Il movimento è in atto da alcune stagioni, ma a questo giro la conclamazione è definitiva, e si colloca subito in apertura di fashion week: il circo della moda, inteso come girandola fiammeggiante di varie assurdità, si è ormai spostato sui marciapiedi e a latere delle sfilate, perchè in passerella impera sobrietà. Da non confondere con understatement e normalità, sia chiaro. Qui si parla piuttosto di misura, dignità, modestia: caratteri affermativi e propositivi, non rinunciatari. Insuperato alfiere di questo punto di vista autenticamente progressivo è Stefano Pilati, che da Ermenegildo Zegna continuava a raccontare una storia di eleganza insieme concreta e rarefatta. Il suo è un linguaggio per forza di cose di nicchia, perchè tale è la sensibilità estetica che lo genera. Eppure non ha nulla di forzoso, men che mai di compiaciuto. La collezione è un viaggio intorno al tema della leggerezza, intesa come qualità della materia, del taglio e del colore. Tutto fluttua: è l’aria tra il corpo e le vesti a definire le forme. Le strutture sono presenti, ma come liquefatte. A colpire davvero, però, è il percorso cromatico dal nero denso e opaco - ma per assurdo luminoso - al bianco spiritualizzato e coriaceo, passando per la sedizione non allineata dei quadri madras distribuiti su cappottini e giacche: una disegnatura classica, difficile da maneggiare in leggerezza, che Pilati tratta con la levità di un acquerello.

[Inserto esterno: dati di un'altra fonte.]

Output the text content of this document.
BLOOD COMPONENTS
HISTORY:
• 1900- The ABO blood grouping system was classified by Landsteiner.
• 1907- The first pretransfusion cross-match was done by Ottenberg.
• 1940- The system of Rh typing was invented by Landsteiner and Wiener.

Su una analoga linea di elegante purismo si muove Giorgio Armani - per la successione alla guida creativa del marchio, quando sarà, Pilati appare fin da ora come il vero e solo possibile erede - che in effetti si può a ragione considerare il padre fondatore e il miglior interprete della discrezione contemporanea. «Gli uomini non devono apparire per forza in maniera eclatante» dichiara Armani, in forma smagliante, dopo lo show di Emporio Armani. Una prova particolarmente a fuoco e felice, percorsa da una idea di sincretismo oriente/occidente che non è facile tentazione del folk o deriva dell’etnico, ma ricerca di una purezza vibrante, con l’anima. Lo show è una teoria di sottili variaziomi sul tema dell’abito morbido e del colore sommesso, in combinazioni ton sur ton. Unico accento di calcolata distonia, le scarpe incongrue perché, conclude King George con una risata «osare con gli accessori è concesso per uscire dalla drammaturgia del prestabilito».

Anche da Corneliani il tema è leggerezza, come sintetizzato dagli spolverini lunghi e aerei in nuance polverose, dai bermuda che sostituiscono i pantaloni sotto la giacca. Nelle auguste stanze di palazzo Litta si aggira un plotone di giovinetti imberbi e delicati, dignitosi e fieri nei loro pantaloni a vita alta, nelle t-shirt dall’appiombo fermo, nel tailoring senza peso.

Dolce & Gabbana sono portavoce di tutt’altro pensiero sullo stile maschile: esuberante, giocoso. Identico è invece l’interesse per il mix di mondi e culture, che poi altro non è se una espressione di globalismo, dal cuore eternamente siculo, perchè sull’isola il metissage si pratica da millenni. «Per questa collezione ci siamo ispirati ai decori della Palazzina Cinese nel giardino della Favorita a Palermo: una autentica gemma, nascosta in un luogo per noi magico». Tradotto in abiti, è tutto un brulicare di cineserie e preziosimi su suit di seta molli e facili come pigiami, di ricami sontuosi su jeans laceri, di stampe micro e macro per ogni dove. Perchè aprirsi all’esotismo vuol dire anche lasciar spazio al caso, alle contaminazioni che avvengono senza ragione apparente. Donatella Versace, ad esempio, si apre alla sabbia del deserto, allungando, alleggerendo e fluidificando fino a trovare un magico equilibrio tra ascesi e tensione muscolare.

Da Bikkembergs il bambù zen e i tagli atletici trovano un inatteso punto di incontro, mentre da Costume National sono rockers scheletrici e inesorabili in nero assoluto e lampi di rosso. Una vibrazione ska percorre l’ottima prova di Rodolfo Paglialunga per Jil Sander, fusione di purismo e utility dal tono positivamente duro e perverso, mentre il gran collage di estenuatezze, grafismi e torsioni subculturali di Andrea Pompilio ha un aspetto deliberatanente femmineo e non sempre convincente. Da Marni, in fine, è eclettismo - come da copione - con una energia nuova: spontanea, fresca, condensata in abiti reali e possibili, che è poi il plus assoluto di questo marchio capace di coniugare sperimentazione e commercio con raro equilibrio.